Definitions are accessed using the usual notation, e.g. cd['_atom_site_aniso_label']. Return values are always CifBlock objects. Additionally, the CifDic object contains a number of instance variables derived from dictionary global data:

dicname
The dictionary name + version as given in the dictionary
diclang
'DDL1','DDL2', or 'DDLm'

CifDic objects provide a large number of validation functions, which all return a Python dictionary which contains at least the key result. result takes the values True, False or None depending on the success, failure or non-applicability of each test. In case of failure, additional keys are returned depending on the nature of the error.

Validation with PyCIFRW

A top level function is provided for convenient validation of CIF files:

    CifFile.Validate("mycif.cif",dic = "cif_core.dic")

This returns a tuple (valid_result, no_matches). valid_result and no_matches are Python dictionaries indexed by block name. For valid_result, the value for each block is itself a dictionary indexed by item_name. The value attached to each item name is a list of (check_function, check_result) tuples, with check_result a small dictionary containing at least the key result. All tests which passed or were not applicable are removed from this dictionary, so result is always False. Additional keys contain auxiliary information depending on the test. Each of the items in no_matches is a simple list of item names which were not found in the dictionary.

If a simple validation report is required, the function validate_report can be called on the output of the above function, printing a simple ASCII report. This function can be studied as an example of how to process the structure returned by the validate function.

A somewhat nicer interface to validation is provided in the ValidationResult class (thanks to Boris Dusek), which is initialised with the return value from validate:

    val_report = ValidationResult(validate("mycif.cif",dic="cif_core.dic"))

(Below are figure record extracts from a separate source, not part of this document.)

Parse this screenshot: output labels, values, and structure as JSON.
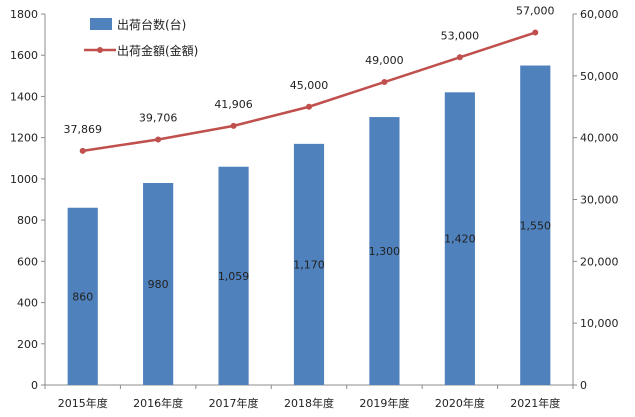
{
  "chart_data": {
    "type": "bar+line",
    "categories": [
      "2015年度",
      "2016年度",
      "2017年度",
      "2018年度",
      "2019年度",
      "2020年度",
      "2021年度"
    ],
    "series": [
      {
        "name": "出荷台数(台)",
        "type": "bar",
        "axis": "left",
        "color": "#4f81bd",
        "values": [
          860,
          980,
          1059,
          1170,
          1300,
          1420,
          1550
        ],
        "labels": [
          "860",
          "980",
          "1,059",
          "1,170",
          "1,300",
          "1,420",
          "1,550"
        ]
      },
      {
        "name": "出荷金額(金額)",
        "type": "line",
        "axis": "right",
        "color": "#c0504d",
        "values": [
          37869,
          39706,
          41906,
          45000,
          49000,
          53000,
          57000
        ],
        "labels": [
          "37,869",
          "39,706",
          "41,906",
          "45,000",
          "49,000",
          "53,000",
          "57,000"
        ]
      }
    ],
    "y_left": {
      "range": [
        0,
        1800
      ],
      "ticks": [
        "0",
        "200",
        "400",
        "600",
        "800",
        "1000",
        "1200",
        "1400",
        "1600",
        "1800"
      ]
    },
    "y_right": {
      "range": [
        0,
        60000
      ],
      "ticks": [
        "0",
        "10,000",
        "20,000",
        "30,000",
        "40,000",
        "50,000",
        "60,000"
      ]
    },
    "grid": false,
    "legend_position": "top-left"
  }
}
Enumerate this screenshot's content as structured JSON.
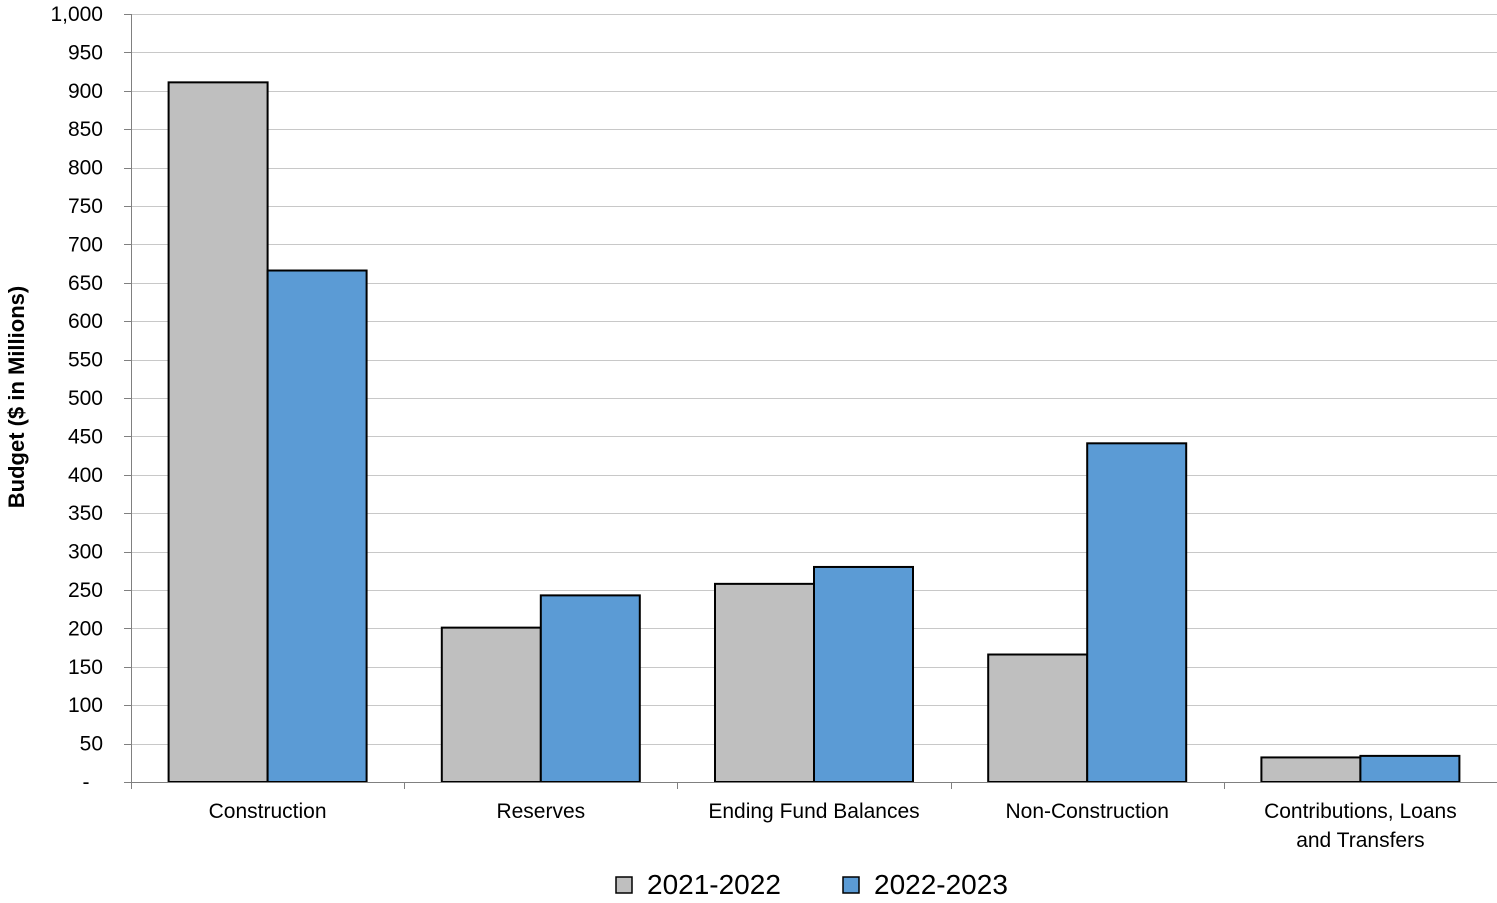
{
  "chart_data": {
    "type": "bar",
    "title": "",
    "xlabel": "",
    "ylabel": "Budget ($ in Millions)",
    "ylim": [
      0,
      1000
    ],
    "yticks": [
      0,
      50,
      100,
      150,
      200,
      250,
      300,
      350,
      400,
      450,
      500,
      550,
      600,
      650,
      700,
      750,
      800,
      850,
      900,
      950,
      1000
    ],
    "ytick_labels": [
      "-",
      "50",
      "100",
      "150",
      "200",
      "250",
      "300",
      "350",
      "400",
      "450",
      "500",
      "550",
      "600",
      "650",
      "700",
      "750",
      "800",
      "850",
      "900",
      "950",
      "1,000"
    ],
    "categories": [
      [
        "Construction"
      ],
      [
        "Reserves"
      ],
      [
        "Ending Fund Balances"
      ],
      [
        "Non-Construction"
      ],
      [
        "Contributions, Loans",
        "and Transfers"
      ]
    ],
    "series": [
      {
        "name": "2021-2022",
        "color": "#bfbfbf",
        "values": [
          911,
          201,
          258,
          166,
          32
        ]
      },
      {
        "name": "2022-2023",
        "color": "#5b9bd5",
        "values": [
          666,
          243,
          280,
          441,
          34
        ]
      }
    ],
    "grid": true,
    "legend_position": "bottom"
  }
}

This class provides the report method, producing a human-readable report, as well as boolean methods which return whether or not the block is valid or if items appear in the block that are not present in the dictionary - is_valid and has_no_match_items respectively.

Limitations on validation

  1. (DDL2 only) When validating data dictionaries themselves, no checks are made on group and subgroup consistency (e.g. that a specified subgroup is actually defined).

  2. (DDL1 only) Some _type_construct attributes in the DDL1 spec file are not machine-readable, so values cannot be checked for consistency

  3. DDLm validation methods are still in development so are not comprehensive.